ENTREVISTA Dona Raquel Trindade fala sobre o centenário do nascimento de seu pai, o grande poeta negro comunista e libertário Solano Trindade, e a continuidade do trabalho artístico coletivo germinado em Recife no início do século passado, espraiado pelo Brasil e mundo desde Duque de Caxias-RJ e do Embu de todos os cantos.
Danilo Dara e
Danilo Dara e
Marcelo Tomé
Prof. Antonio e Raquel no lançamento das comemorações
do centenário de nascimento de Solano Trindade no Teatro
Popular Solano Trindade - Embu das Artes - SP - 07/07
CONVERSAR COM Raquel Trindade (a Kambinda) é sempre honra e desafio, pela densidade de história, espiritualidade e sabedoria que ela traz consigo em cada palavra, em cada gesto. Além de ser filha de quem é, e uma das principais herdeiras artísticas do grande poeta negro comunista Solano Trindade. Para se ter uma idéia da responsabilidade, já em 1944, duas grandes figuras já escreviam algumas poucas e boas palavras sobre Solano. Para Drummond: “a leitura de seus versos deu-me confiança no Poeta que é capaz de escrever ‘Poema do homem’ e ‘O canto dos Palmares’. Há nesses versos uma força natural e uma voz individual, rica e ardente, que se confunde com a voz coletiva”. Para Abdias do Nascimento, fundador do Teatro Experimental do Negro e um dos protagonistas da Frente Negra Brasileira: “Solano Trindade é o brado da raça, o maior Poeta Negro do Brasil contemporâneo. Porque Solano Trindade não se encerrou na torre de marfim da arte pura e tampouco escreveu poesia negra com linguagem de ‘negro-branco’, desses que se envergonham de abordar o típico das gafieiras e das macumbas como legítimas expressões do anseio estético e da misteriosa espiritualidade negra. Ele é Negro, sente como Negro, e como tal cantou as dores, as alegrias e as aspirações libertárias do afro-brasileiro.” Pois é: no próximo ano, Solano completará seu centenário de nascimento. E as celebrações já começaram dias 21 e 22 de julho, na sua Embu das Artes, com uma reunião poderosa de grupos afro-populares de música, dança e poesia. Não pararão tão cedo, porque toda a imensa família Trindade de sangue e coração promete um 2008 cheio de festa e reflexão sobre a vida e obra do poeta. As iniciativas começam a pipocar (como o documentário “Imagens de uma vida simples”, feito pelos grupos periféricos NCA e Cia. Sansacroma), e o calendário a se preencher. Como ele gostava: sem dia nem hora pra terminar.

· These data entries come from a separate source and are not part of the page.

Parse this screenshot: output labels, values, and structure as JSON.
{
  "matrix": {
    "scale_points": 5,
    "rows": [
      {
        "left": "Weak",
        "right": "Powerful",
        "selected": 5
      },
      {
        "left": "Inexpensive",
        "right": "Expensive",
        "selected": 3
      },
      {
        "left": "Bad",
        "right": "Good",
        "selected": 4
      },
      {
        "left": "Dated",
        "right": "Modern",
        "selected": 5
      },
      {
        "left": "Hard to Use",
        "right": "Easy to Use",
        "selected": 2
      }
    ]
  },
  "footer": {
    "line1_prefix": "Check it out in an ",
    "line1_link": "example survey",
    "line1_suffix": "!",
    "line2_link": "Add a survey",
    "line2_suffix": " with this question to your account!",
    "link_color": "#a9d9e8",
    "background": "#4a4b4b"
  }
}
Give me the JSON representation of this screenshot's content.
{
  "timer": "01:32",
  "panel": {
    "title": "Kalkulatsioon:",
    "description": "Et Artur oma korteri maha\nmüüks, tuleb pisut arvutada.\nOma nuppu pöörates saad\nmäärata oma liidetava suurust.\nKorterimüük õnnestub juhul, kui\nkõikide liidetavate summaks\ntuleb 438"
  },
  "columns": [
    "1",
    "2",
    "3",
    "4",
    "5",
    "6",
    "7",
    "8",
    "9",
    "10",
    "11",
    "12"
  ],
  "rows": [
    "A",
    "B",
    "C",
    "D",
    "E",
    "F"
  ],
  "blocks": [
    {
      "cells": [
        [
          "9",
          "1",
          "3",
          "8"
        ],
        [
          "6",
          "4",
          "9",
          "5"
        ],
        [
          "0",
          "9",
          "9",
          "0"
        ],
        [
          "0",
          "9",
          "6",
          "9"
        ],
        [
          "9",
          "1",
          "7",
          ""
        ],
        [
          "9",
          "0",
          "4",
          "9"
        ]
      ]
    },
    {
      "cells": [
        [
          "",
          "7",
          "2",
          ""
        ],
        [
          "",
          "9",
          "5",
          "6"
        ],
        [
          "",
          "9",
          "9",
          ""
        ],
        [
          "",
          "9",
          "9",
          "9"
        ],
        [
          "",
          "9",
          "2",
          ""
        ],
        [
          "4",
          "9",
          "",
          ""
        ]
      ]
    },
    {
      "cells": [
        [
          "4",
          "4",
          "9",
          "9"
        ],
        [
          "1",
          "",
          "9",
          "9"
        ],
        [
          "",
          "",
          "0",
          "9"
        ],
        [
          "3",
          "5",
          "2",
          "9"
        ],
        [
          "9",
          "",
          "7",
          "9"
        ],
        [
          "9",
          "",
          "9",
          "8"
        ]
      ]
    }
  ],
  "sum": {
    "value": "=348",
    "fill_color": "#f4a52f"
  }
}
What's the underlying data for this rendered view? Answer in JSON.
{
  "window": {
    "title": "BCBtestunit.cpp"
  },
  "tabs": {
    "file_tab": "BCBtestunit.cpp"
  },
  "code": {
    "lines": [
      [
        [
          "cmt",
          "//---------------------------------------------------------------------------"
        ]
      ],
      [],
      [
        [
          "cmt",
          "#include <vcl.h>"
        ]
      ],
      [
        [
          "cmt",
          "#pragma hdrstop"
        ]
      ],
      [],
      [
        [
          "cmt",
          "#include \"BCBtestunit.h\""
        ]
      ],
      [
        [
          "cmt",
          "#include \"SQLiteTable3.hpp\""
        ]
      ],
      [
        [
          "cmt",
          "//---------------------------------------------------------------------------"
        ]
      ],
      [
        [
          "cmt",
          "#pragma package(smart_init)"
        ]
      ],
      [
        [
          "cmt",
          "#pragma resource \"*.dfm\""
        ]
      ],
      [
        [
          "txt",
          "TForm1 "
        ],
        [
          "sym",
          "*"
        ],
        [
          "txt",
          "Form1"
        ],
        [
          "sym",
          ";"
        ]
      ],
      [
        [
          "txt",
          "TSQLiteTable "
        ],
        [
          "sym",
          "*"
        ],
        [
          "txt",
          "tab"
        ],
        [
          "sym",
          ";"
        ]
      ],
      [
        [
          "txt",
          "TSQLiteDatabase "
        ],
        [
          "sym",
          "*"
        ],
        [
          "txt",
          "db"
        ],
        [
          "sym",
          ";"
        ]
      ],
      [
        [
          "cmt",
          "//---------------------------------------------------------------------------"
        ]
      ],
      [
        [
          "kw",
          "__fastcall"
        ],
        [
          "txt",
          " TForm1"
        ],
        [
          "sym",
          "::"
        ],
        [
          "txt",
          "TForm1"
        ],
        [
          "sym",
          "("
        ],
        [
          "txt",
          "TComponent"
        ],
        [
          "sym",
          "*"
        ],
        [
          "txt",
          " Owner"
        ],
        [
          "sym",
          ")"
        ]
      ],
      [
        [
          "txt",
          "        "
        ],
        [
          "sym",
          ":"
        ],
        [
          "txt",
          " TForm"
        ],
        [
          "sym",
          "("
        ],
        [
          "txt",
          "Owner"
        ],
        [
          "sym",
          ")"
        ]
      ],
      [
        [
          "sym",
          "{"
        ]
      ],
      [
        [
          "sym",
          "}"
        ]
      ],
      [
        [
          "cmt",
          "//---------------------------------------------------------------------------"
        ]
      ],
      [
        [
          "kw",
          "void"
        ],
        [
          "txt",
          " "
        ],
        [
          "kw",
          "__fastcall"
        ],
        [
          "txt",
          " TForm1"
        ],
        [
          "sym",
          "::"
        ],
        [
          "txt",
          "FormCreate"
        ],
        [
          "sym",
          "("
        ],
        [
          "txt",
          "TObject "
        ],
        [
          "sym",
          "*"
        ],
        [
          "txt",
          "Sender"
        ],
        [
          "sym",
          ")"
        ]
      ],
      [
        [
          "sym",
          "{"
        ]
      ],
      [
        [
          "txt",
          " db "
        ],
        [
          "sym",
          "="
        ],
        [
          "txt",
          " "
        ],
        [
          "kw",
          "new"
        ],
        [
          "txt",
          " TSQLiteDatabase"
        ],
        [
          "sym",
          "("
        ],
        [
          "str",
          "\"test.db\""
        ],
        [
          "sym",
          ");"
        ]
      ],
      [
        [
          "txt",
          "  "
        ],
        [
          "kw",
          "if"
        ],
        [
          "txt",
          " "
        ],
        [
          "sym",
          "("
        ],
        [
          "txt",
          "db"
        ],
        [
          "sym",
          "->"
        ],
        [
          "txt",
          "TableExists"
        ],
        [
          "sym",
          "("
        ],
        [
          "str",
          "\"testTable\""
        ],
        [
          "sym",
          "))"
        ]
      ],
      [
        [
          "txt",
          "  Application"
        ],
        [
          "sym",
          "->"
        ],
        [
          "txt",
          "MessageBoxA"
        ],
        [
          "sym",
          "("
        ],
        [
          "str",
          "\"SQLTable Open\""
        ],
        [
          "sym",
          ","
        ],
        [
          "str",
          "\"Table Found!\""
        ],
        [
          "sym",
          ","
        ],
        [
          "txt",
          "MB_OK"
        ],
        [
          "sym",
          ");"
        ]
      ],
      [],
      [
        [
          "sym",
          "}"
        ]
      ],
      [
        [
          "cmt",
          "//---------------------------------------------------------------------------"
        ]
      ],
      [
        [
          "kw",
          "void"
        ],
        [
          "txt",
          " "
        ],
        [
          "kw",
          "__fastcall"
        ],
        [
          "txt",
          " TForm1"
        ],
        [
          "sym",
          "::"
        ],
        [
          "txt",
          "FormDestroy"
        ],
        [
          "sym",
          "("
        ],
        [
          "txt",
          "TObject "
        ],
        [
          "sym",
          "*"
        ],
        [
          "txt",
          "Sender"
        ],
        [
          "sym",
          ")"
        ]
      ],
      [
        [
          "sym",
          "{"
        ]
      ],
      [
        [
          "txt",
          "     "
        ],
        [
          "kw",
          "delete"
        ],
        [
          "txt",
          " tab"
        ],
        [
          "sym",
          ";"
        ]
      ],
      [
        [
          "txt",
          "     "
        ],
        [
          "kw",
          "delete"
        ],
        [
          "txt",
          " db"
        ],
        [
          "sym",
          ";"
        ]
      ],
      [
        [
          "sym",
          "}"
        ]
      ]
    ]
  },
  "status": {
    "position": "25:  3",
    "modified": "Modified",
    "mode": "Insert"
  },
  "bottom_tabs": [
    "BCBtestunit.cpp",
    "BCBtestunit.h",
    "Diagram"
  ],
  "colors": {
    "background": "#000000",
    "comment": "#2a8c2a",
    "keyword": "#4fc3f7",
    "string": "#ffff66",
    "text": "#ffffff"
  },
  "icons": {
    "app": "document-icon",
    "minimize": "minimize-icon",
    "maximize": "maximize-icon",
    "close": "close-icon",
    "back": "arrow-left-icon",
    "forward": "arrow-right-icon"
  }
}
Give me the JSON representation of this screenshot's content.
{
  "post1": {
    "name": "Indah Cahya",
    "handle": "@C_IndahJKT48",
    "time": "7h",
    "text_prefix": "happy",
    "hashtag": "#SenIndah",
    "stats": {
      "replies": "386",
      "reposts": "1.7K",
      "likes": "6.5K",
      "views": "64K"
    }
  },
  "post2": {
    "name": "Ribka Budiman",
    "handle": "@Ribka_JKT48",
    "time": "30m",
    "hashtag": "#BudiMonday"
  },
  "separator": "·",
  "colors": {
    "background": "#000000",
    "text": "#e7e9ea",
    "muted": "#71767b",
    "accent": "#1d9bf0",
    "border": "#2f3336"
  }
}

Com a palavra agora Dona Raquel Trindade, sua herdeira artística.
Brasil de Fato – Dona Raquel, fale um pouco de sua infância e da principal lembrança deixada por seu pai.
Raquel Trindade – Tenho muitas boas lembranças de papai. Primeiro, o quanto ele ficava assustado de ver outros pais batendo nas suas crianças. Dizia que ainda realizaria seu sonho de ver os direitos das crianças cumpridos. Depois a preocupação que ele tinha com minha formação: a gente morava em Duque de Caxias, e ele levava a gente pra ver a Orquestra Afro-Brasileira do Abigail Moura, o Teatro Experimental do Negro de Abdias do Nascimento, o Balé Afro de Mercedes Batista. Mas também íamos muito ao Centro do Rio, à Pinacoteca, à Escola de Belas Artes e ao Teatro Municipal para assistir ópera e música clássica. Ele queria que eu vivesse e conhecesse bem a cultura popular, mas também a ocidental e erudita. Dizia que não podia criticar nada sem conhecer. Papai falava: “trate de aprender porque o que tá na mente é difícil de ser roubado, e eu não vou te deixar nada material”.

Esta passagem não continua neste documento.